Carlos Amorales and his “Open musical scores for cymbals ” in Pelaires
Pelaires is pleased to present the work of Mexican artist, Carlos Amorales (Mexico City, 1970), for the first time in a Spanish gallery. The exhibition, divided into two spaces, is a prime example of the work he began more than 10 years’ ago, in which language, in all its forms (verbal, written, musical and visual) together with the way it is encrypted and encoded, focuses his thinking and his aesthetic discourse.
The whole exhibition is connected, not only visually (artwork and videos in strict black and white, as is 90% of his work) but also discursively: according to the artist, art should not illustrate thinking but generate it. It is an exercise in reconfiguring textual, musical and visual language that gives continuity to his previous works, such as the well-regarded Liquid Archive, or his more recent works, such as the illegible typography he developed for the marketing campaign for the collective exhibition Gravity at the Casa del Lago (National Autonomous University of Mexico).

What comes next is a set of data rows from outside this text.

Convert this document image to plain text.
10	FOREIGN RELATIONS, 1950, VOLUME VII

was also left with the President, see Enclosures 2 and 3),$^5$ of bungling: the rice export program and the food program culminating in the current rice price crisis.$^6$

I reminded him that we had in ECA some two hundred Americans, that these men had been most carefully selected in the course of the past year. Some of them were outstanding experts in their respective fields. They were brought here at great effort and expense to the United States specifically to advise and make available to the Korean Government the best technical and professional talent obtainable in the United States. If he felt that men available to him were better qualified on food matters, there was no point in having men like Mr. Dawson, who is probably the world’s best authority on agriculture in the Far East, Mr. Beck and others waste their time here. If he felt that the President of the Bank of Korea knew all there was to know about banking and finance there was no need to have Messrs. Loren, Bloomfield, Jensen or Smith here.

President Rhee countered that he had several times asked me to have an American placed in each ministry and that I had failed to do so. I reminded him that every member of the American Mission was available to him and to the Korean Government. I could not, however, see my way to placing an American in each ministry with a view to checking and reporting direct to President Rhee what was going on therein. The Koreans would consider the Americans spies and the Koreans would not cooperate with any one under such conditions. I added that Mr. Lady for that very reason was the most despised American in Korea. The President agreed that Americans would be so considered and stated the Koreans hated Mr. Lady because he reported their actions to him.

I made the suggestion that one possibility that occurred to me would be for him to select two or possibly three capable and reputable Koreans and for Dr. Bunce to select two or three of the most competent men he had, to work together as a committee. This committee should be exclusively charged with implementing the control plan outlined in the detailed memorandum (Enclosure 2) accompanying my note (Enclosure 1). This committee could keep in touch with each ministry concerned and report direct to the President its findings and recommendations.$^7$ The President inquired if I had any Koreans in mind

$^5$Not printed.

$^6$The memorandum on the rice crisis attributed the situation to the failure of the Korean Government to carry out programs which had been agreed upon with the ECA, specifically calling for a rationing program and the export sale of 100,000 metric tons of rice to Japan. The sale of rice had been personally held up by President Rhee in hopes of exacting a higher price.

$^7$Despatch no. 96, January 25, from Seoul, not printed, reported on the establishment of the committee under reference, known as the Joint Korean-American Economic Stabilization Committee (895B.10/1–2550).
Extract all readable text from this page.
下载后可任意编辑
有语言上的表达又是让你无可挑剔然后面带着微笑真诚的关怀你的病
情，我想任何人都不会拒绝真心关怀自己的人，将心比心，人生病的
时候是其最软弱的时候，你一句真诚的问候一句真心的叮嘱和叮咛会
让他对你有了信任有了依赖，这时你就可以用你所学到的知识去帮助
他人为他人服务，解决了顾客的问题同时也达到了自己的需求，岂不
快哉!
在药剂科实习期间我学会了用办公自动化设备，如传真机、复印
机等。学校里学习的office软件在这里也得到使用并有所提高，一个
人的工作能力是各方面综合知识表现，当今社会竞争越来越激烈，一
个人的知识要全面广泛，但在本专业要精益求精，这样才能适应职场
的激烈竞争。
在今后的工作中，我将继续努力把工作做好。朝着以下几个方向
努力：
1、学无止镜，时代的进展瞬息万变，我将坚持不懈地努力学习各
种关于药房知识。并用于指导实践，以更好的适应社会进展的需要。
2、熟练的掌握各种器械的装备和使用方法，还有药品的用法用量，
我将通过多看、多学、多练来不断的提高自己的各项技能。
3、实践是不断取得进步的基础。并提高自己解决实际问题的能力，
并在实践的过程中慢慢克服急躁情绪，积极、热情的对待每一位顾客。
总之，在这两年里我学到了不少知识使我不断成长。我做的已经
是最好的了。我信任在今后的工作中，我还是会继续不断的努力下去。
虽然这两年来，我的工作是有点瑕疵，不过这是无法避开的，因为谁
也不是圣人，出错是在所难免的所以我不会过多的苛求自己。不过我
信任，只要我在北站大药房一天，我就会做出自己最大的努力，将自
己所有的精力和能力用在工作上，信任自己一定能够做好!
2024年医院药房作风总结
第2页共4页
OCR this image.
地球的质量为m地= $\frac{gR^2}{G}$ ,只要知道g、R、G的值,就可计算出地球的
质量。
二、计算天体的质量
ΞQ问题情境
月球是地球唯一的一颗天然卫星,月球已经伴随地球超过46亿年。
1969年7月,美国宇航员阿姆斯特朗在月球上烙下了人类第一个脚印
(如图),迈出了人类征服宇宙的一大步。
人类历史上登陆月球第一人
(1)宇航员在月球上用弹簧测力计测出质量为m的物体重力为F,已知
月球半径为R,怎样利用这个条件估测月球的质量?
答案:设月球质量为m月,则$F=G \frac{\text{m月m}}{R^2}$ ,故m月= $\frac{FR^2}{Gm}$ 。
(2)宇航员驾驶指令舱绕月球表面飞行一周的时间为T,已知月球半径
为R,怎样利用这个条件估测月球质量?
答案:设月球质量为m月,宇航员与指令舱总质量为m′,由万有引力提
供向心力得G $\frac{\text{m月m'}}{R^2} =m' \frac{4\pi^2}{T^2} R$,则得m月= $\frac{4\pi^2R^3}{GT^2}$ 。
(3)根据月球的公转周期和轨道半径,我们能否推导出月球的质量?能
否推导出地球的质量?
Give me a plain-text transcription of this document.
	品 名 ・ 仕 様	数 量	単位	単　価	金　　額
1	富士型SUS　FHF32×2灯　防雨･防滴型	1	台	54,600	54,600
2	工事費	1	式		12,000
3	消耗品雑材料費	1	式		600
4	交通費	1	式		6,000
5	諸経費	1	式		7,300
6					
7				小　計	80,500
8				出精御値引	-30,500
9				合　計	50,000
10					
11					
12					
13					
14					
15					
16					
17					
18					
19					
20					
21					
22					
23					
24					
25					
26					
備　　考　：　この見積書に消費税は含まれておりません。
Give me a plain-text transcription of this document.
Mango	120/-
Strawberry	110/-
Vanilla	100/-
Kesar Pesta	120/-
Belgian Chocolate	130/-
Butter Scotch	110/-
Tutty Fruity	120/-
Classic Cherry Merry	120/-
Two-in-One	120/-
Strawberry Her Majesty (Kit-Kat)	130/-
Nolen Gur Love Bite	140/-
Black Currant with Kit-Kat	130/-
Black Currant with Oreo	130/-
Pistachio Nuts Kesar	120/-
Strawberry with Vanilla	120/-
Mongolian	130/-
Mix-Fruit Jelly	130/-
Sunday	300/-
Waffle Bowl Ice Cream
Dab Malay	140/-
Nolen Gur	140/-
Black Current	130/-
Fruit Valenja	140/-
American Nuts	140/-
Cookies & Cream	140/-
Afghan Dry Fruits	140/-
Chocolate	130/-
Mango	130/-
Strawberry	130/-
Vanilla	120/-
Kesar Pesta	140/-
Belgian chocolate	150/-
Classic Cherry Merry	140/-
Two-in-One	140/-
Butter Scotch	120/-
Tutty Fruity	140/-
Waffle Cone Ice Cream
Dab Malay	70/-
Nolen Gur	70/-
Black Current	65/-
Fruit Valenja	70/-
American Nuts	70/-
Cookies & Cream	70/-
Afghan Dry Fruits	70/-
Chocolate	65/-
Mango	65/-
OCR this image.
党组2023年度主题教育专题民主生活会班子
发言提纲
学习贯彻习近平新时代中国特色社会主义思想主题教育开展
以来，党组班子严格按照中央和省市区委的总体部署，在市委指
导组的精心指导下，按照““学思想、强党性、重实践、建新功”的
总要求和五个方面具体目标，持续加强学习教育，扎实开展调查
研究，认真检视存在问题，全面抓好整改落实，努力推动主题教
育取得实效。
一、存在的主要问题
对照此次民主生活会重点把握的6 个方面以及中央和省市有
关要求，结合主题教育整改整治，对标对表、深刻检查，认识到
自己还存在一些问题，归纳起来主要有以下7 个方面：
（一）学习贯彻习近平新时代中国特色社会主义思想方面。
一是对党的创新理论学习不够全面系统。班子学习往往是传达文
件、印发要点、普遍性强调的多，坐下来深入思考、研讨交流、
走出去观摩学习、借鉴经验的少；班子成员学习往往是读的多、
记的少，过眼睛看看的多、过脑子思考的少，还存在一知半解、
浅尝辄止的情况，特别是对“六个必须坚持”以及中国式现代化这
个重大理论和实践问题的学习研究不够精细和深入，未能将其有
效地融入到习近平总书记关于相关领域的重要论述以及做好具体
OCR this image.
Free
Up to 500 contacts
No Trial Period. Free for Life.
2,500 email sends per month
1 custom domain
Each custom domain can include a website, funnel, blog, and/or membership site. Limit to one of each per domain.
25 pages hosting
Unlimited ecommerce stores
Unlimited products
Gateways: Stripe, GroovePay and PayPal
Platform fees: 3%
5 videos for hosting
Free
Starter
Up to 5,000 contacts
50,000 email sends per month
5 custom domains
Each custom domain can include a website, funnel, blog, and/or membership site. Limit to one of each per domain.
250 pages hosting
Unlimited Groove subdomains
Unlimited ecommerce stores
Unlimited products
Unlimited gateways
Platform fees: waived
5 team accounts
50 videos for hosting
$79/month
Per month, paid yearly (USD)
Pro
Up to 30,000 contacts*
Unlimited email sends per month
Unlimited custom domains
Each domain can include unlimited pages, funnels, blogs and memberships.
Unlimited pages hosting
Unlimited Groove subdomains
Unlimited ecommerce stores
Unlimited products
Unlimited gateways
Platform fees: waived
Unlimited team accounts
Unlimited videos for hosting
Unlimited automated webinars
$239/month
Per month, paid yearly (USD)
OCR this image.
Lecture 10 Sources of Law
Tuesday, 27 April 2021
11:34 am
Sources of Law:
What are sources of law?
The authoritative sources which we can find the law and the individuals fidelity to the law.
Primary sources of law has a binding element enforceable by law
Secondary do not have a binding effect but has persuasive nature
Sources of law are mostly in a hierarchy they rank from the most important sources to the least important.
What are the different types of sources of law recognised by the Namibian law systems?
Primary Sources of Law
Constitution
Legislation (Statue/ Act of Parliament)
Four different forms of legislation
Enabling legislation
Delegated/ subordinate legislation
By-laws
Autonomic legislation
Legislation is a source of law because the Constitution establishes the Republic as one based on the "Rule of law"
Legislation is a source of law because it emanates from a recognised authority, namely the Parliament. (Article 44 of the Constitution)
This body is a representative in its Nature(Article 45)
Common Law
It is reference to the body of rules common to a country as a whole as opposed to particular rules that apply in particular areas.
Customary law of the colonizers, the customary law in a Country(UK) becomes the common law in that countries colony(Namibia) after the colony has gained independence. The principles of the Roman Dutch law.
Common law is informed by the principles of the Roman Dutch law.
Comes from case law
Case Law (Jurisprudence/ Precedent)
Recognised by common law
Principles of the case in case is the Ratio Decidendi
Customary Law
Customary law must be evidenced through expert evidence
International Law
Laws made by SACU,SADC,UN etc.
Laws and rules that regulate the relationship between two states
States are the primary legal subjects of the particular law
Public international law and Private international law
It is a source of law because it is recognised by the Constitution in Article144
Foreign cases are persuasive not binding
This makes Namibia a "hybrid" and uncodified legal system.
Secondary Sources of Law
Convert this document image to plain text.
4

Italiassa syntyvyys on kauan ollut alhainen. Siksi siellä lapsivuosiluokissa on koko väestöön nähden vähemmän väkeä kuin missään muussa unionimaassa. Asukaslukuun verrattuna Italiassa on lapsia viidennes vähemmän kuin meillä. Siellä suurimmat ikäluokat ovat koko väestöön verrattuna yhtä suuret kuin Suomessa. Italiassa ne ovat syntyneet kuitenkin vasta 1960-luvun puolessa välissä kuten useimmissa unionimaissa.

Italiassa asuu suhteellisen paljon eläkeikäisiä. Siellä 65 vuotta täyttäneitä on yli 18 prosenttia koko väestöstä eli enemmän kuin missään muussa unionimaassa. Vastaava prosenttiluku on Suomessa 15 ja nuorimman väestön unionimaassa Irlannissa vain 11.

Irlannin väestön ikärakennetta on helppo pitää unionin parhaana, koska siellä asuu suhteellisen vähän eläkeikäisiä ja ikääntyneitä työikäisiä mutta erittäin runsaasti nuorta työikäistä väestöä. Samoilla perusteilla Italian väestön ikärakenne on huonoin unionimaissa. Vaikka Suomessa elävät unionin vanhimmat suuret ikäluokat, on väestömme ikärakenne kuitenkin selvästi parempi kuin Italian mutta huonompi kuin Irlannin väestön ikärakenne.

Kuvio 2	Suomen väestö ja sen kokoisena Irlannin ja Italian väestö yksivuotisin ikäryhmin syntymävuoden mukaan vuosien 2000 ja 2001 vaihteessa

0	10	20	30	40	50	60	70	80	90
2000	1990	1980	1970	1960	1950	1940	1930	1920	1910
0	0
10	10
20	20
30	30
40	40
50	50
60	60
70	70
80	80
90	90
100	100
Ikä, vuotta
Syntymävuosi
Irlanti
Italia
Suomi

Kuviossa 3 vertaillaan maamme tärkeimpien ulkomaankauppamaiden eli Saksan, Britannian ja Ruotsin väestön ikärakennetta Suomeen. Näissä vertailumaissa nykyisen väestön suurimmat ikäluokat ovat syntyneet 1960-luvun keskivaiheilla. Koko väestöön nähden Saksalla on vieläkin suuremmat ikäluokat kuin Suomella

The exhibition is divided over the two areas at Pelaires. On the ground floor, a series of unseen − although created in 2016 − works is presented comprising 9 monotypes entitled Open musical scores for cymbals. On the first floor, our first encounter is with the installation entitled Antitropicalia (2017), comprising a large wall drawing, graphite güiros (made with 3D printers), 4 güiros, 2 musical scores and three large papers. A projection of one of the artist’s most significant videos completes the exhibition: Orellana’s Fantasia (2013). It is a video tribute to the Guatemalan musician, Joaquín Orellana (1930), who used sonorous instruments and utensils in an attempt to recreate electroacoustic music, and which fascinated Amorales. The artist was also obsessed by an image on the cover of a record by the gothic band Bauhaus that coincidentally showed Orellana with a cymbal. The use of these cymbals, objects esteemed by the artist for their great aesthetic quality, is also directly connected to one of his most emblematic works, the mobile tribute to Calder, a work he produced after having been invited to stay at the Atélier Calder (Saché, France).
Amorales is one of Mexico’s most important artists and one of the most prominent contemporary artists in the world. His career path has been coherent, continuous, obsessively inquisitive, and focused on the deconstruction of form to the point of schematism, even though in his recent project for the Venice Biennale he departs from abstraction and returns to shape and form. This back and forth is of particular interest to him.
A multidisciplinary artist, he grew up in a family environment that was very dedicated to art and philosophical and political thought. He started to create from a very young age (at first, drawing comics). When he was 19, he left Mexico City to spend some time in New York, then London and finally Holland, the country he acknowledges as having initiated his professional artistic career and where he studied at two of the most prestigious art institutions: the Gerrit Rietveld Academie, after attending the Rijksakademie van Beeldende Kunsten. He returned to Mexico 15 years later to become part of a rich and revitalised cultural environment, joining up with artists of other disciplines and deepening his interest in poetry, literature, cinema and music, both advanced and popular.
Various events and works have marked Amorales’ career: The creation of the record label Nuevos Ricos (Noveaux Riches), landmark performances such as Amorales vs Amorales or his recent participation in the Venice Biennale 2017 with the project La vida en los pliegues (Life in the creases). Since Venice, Carlos Amorales’ career has taken off in terms of public recognition.